Meis – Guida dei perplessi, la nuova vita del manoscritto

Ogni libro ha una vita. Il Codice Norsa, manoscritto miniato della “Guida dei perplessi” di Maimonide, ne ha almeno tre.

A ripercorrere le sue rocambolesche e affascinanti vicende, l’incontro “La Guida dei perplessi di Mosè Maimonide. Un restauro in equilibrio tra storia, estetica e conservazione” svoltosi al Salone Internazionale del Restauro, dei Musei e delle Imprese Culturali di Ferrara e organizzato dall’Istituto centrale per il restauro e la conservazione del patrimonio archivistico e librario (Icrcpal) in collaborazione con il Museo nazionale dell’ebraismo italiano e della Shoah – Meis.
Appartenuto per più di 500 anni alla famiglia ebraica mantovana dei Norsa, il Codice è uno dei preziosi volumi esposti al Meis per la mostra “Il Rinascimento parla ebraico” curata da Giulio Busi e Silvana Greco. Nel 2017 è stato acquistato dallo Stato e restaurato dall’Icrcpal.
“Noi siamo come un ospedale per libri malati – ha esordito Maria Letizia Sebastiani, direttore dell’Icrcpal – e il nostro obiettivo è quello di poterli restituire sani alla collettività”.

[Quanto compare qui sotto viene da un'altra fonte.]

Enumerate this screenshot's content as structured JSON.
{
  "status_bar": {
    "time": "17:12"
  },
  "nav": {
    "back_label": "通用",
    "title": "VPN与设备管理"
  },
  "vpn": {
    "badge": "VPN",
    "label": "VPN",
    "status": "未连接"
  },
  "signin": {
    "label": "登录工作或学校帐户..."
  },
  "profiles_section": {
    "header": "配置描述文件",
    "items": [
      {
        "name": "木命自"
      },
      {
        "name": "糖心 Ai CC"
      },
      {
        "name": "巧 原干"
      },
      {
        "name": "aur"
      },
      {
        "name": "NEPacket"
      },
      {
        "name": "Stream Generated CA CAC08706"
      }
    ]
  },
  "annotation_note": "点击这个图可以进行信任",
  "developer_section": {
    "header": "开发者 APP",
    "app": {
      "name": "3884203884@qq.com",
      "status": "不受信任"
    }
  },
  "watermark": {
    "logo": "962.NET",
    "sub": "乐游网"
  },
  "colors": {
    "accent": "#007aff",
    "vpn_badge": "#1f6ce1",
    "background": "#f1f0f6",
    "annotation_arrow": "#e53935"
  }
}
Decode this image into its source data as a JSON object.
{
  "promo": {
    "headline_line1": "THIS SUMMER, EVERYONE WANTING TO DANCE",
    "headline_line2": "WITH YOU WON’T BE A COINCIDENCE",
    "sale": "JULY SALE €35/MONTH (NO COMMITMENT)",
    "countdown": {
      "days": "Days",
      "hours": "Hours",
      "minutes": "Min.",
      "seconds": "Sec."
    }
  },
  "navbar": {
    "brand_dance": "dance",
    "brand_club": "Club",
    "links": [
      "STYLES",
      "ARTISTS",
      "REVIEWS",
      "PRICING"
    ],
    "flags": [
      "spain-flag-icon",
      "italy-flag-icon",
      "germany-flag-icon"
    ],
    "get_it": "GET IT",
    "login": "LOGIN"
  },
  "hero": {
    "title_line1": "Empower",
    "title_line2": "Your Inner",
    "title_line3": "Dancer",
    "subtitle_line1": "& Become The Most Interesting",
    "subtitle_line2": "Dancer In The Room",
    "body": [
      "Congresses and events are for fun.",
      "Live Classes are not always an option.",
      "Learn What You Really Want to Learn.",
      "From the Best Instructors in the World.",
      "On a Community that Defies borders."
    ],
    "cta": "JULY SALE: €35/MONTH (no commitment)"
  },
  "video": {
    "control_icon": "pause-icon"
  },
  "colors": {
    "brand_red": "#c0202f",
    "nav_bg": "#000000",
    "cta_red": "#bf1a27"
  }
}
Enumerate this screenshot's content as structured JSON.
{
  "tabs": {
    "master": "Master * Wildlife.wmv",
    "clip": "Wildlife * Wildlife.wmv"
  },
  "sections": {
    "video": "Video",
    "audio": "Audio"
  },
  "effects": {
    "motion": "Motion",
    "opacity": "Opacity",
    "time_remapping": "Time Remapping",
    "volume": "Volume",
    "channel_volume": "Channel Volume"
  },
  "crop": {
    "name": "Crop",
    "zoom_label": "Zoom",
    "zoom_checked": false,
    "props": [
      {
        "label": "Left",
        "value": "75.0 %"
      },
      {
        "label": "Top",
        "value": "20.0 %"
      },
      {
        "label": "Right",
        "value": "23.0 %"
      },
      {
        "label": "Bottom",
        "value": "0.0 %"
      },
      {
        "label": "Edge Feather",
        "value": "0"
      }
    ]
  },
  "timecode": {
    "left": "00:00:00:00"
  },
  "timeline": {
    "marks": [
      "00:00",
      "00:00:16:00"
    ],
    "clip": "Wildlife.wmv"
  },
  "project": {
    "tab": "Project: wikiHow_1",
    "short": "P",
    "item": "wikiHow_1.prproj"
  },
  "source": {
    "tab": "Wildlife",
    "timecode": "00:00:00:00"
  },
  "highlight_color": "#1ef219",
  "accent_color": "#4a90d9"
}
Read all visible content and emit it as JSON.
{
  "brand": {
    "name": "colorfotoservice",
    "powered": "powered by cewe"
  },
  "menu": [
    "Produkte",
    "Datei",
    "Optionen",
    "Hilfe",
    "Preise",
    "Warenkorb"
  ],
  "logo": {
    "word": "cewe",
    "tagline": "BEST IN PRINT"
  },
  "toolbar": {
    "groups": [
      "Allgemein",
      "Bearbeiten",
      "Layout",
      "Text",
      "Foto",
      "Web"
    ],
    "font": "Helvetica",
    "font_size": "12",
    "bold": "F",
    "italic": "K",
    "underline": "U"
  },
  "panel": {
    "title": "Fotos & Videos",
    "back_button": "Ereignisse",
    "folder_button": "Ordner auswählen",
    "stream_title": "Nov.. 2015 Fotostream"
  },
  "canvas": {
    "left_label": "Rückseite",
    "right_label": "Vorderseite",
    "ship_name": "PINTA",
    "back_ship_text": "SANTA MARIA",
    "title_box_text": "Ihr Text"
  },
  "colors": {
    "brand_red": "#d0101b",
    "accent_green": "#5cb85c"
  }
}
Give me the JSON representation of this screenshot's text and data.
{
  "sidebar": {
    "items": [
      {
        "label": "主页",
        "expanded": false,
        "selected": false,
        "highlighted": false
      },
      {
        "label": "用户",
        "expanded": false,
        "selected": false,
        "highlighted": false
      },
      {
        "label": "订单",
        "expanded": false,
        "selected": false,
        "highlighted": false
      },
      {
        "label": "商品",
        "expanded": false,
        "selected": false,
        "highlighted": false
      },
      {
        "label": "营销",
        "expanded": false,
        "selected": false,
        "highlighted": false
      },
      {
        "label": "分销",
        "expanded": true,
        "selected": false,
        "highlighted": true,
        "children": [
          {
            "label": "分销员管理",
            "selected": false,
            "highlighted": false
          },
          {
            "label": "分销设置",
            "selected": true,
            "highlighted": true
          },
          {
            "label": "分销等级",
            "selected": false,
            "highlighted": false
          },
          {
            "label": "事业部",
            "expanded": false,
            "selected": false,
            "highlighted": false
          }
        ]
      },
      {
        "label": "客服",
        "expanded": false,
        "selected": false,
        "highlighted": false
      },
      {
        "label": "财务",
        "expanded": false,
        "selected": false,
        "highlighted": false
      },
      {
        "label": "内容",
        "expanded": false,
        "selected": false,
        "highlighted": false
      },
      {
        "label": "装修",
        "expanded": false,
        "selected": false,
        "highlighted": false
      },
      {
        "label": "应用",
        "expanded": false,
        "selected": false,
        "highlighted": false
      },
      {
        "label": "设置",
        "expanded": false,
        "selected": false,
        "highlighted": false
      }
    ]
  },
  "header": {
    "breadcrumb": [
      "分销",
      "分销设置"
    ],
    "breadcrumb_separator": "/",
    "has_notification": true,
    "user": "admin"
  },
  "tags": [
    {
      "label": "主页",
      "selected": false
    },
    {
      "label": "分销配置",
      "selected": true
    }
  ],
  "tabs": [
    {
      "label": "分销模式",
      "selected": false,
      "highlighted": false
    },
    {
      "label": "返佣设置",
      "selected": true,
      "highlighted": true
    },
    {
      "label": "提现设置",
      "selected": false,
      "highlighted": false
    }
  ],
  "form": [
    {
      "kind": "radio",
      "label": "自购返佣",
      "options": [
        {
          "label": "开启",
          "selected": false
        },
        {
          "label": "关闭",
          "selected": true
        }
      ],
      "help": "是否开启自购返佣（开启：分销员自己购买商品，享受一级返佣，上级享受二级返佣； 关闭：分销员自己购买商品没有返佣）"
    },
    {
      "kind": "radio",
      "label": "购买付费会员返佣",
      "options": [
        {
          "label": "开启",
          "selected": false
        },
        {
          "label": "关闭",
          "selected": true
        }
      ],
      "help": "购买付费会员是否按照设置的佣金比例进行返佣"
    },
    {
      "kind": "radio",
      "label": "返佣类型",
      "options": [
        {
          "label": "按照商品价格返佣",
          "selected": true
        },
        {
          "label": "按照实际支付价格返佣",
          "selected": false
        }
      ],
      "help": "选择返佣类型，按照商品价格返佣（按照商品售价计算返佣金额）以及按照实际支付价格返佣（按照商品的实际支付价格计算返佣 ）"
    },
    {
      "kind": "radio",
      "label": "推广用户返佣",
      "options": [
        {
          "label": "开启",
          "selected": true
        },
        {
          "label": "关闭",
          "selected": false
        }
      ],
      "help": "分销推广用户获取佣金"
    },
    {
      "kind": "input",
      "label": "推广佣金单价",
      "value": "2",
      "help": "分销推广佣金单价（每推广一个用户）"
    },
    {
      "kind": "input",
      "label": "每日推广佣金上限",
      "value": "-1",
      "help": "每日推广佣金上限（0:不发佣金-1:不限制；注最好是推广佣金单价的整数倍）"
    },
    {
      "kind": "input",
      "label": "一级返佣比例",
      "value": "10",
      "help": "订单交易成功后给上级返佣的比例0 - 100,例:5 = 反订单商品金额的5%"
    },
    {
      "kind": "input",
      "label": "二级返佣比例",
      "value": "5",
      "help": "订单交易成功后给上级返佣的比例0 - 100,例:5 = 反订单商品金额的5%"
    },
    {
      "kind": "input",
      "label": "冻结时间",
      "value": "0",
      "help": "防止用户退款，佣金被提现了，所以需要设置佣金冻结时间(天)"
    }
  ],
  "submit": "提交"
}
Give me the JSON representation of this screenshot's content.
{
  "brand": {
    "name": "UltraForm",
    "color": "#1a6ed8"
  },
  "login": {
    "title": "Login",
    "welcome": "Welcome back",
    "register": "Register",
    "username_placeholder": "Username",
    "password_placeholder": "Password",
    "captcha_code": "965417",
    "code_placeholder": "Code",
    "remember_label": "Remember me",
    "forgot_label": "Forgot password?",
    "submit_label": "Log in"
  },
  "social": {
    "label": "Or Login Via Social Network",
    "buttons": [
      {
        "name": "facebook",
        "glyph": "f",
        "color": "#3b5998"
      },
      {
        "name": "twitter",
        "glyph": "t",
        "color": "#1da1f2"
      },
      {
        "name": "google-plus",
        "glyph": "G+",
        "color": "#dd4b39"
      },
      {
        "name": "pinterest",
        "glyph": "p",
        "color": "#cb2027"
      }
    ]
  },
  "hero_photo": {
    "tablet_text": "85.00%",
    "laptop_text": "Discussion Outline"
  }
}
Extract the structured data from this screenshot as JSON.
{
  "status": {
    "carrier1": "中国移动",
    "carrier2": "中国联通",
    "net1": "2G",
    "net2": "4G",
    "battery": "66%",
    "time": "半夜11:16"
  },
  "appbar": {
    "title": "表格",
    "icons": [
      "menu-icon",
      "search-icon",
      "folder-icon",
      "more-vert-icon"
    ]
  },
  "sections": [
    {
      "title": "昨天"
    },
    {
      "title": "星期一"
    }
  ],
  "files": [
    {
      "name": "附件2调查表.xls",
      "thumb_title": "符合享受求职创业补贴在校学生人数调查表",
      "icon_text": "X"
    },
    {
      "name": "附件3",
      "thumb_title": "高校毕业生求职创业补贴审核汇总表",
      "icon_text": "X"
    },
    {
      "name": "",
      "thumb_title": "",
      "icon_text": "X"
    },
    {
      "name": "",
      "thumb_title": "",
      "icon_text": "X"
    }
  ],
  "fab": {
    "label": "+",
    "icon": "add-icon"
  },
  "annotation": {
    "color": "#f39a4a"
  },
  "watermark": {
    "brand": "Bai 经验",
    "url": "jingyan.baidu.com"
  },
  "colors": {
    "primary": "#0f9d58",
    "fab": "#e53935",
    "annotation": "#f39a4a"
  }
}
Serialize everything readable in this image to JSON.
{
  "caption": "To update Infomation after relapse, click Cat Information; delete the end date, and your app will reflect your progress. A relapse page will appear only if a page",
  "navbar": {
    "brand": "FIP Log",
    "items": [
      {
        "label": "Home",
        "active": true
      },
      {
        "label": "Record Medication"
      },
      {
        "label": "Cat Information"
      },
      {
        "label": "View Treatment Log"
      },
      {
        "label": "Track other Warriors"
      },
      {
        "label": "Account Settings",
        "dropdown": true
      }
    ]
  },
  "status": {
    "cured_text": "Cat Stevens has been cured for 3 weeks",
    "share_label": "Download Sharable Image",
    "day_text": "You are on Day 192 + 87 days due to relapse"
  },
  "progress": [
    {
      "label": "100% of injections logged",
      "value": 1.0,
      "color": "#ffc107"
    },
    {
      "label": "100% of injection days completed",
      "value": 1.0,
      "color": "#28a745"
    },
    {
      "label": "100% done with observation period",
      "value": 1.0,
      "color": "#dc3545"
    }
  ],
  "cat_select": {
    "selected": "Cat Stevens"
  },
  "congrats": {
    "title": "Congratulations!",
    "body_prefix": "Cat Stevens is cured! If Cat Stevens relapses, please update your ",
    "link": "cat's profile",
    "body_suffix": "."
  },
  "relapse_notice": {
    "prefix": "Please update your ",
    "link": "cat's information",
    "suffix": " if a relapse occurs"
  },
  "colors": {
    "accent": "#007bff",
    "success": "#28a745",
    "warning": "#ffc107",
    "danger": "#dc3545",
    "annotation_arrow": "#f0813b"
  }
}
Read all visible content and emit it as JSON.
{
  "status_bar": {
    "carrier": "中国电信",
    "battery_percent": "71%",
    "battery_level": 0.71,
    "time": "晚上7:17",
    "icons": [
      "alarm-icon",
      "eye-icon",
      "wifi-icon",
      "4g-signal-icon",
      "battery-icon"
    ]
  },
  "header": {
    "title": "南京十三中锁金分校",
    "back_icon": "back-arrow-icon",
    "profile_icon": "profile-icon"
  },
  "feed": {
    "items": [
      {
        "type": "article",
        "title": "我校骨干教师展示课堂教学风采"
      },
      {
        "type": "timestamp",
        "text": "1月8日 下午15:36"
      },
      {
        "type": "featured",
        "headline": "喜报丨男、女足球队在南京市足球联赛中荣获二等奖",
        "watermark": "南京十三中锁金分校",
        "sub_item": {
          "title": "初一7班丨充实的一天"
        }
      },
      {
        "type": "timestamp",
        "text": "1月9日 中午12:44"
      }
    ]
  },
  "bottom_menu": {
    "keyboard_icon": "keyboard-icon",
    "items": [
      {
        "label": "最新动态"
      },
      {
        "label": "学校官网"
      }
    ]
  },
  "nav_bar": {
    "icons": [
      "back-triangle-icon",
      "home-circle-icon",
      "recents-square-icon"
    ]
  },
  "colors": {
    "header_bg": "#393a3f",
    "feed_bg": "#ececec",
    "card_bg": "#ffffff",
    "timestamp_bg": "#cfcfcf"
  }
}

“Dal 1500, la famiglia Norsa ha custodito il codice – ha spiegato il presidente del Meis Dario Disegni – ed è stato particolarmente interessante seguire l’acquisizione da parte dello Stato italiano che è riuscito a non farlo uscire dal Paese. Grazie all’Icrcpal e al suo restauro straordinario abbiamo la possibilità e il privilegio di mostrare al Meis uno dei capolavori dell’arte ebraica”.
Un testo emblematico dell’ebraismo italiano, ha ricordato il direttore del Meis Simonetta Della Seta: “La Guida dei perplessi di Mosè Maimonide è stata scritta in arabo e tradotta in ebraico in area sefardita, poi copiata in area germanica aschenazita, infine custodita per secoli da una famiglia di ebrei italiani a Mantova. Un esempio della pluralità ebraica nella nostra Penisola, nonché di confronto tra culture, dal momento che Maimonide cercò in questa opera una strada per far dialogare la filosofia ebraica, aristotelica e musulmana”.
Cosa rende questo manoscritto così unico? Lo illustra Giulio Busi, curatore della mostra: “La particolarità è nella miniatura. Realizzato nel 1349 nel periodo della peste nera, il codice ha delle miniature a tutta pagina, un vero e proprio unicum per un’opera di carattere filosofico. Bisogna pensare che all’epoca un libro del genere costava più di una casa”. “Se non sappiamo nulla del primo acquirente – ha proseguito Busi – conosciamo l’identità del banchiere mantovano che lo ha comprato nel 1516: Mosheh ben Netan’el Norsa, un uomo dalla doppia anima: banchiere ma anche fine intellettuale”.
A raccontare tutti gli straordinari risvolti del restauro, Maria Carla Sclocchi, responsabile del laboratorio di biologia e Maria Luisa Riccardi del laboratorio di restauro dell’Icrcpal. Il primo incontro con il libro, dice Sclocchi, è una vera e propria visita medica. Vengono fatte le analisi, i prelievi e si fa una diagnosi. La copia presentava ad esempio delle macchie, una molto evidente di colore biancastro e, una volta individuate le problematiche, si agisce. Un lavoro delicato che richiede la sinergia di biologi, chimici e restauratori. Riccardi suggerisce di tenere a mente tre date: “Come restauratori abbiamo fatto riferimento a tre momenti della vita di questo libro: l’anno in cui è stato copiato, 1349, l’anno in cui è stato acquistato da Norsa, il 1516, e l’anno più critico per la città: il 1630 quando avvenne il disastroso sacco di Mantova ad opera dei lanzichenecchi. Proprio questo spiegherebbe un segno di danneggiamento alla copertina e al dorso, che abbiamo voluto mantenere visibile”. Il restauro ha tenuto conto dunque di tutti gli elementi a disposizione rispettando i tre obiettivi; quello dell’estetica, della fruibilità e della storia utilizzando gli strumenti più moderni ed avanzati disponibili.
“Un lavoro – ha concluso Sebastiani – realizzato grazie anche a Micaela Procaccia, per anni responsabile del patrimonio archivistico dello Stato, e sul quale uscirà presto una pubblicazione”.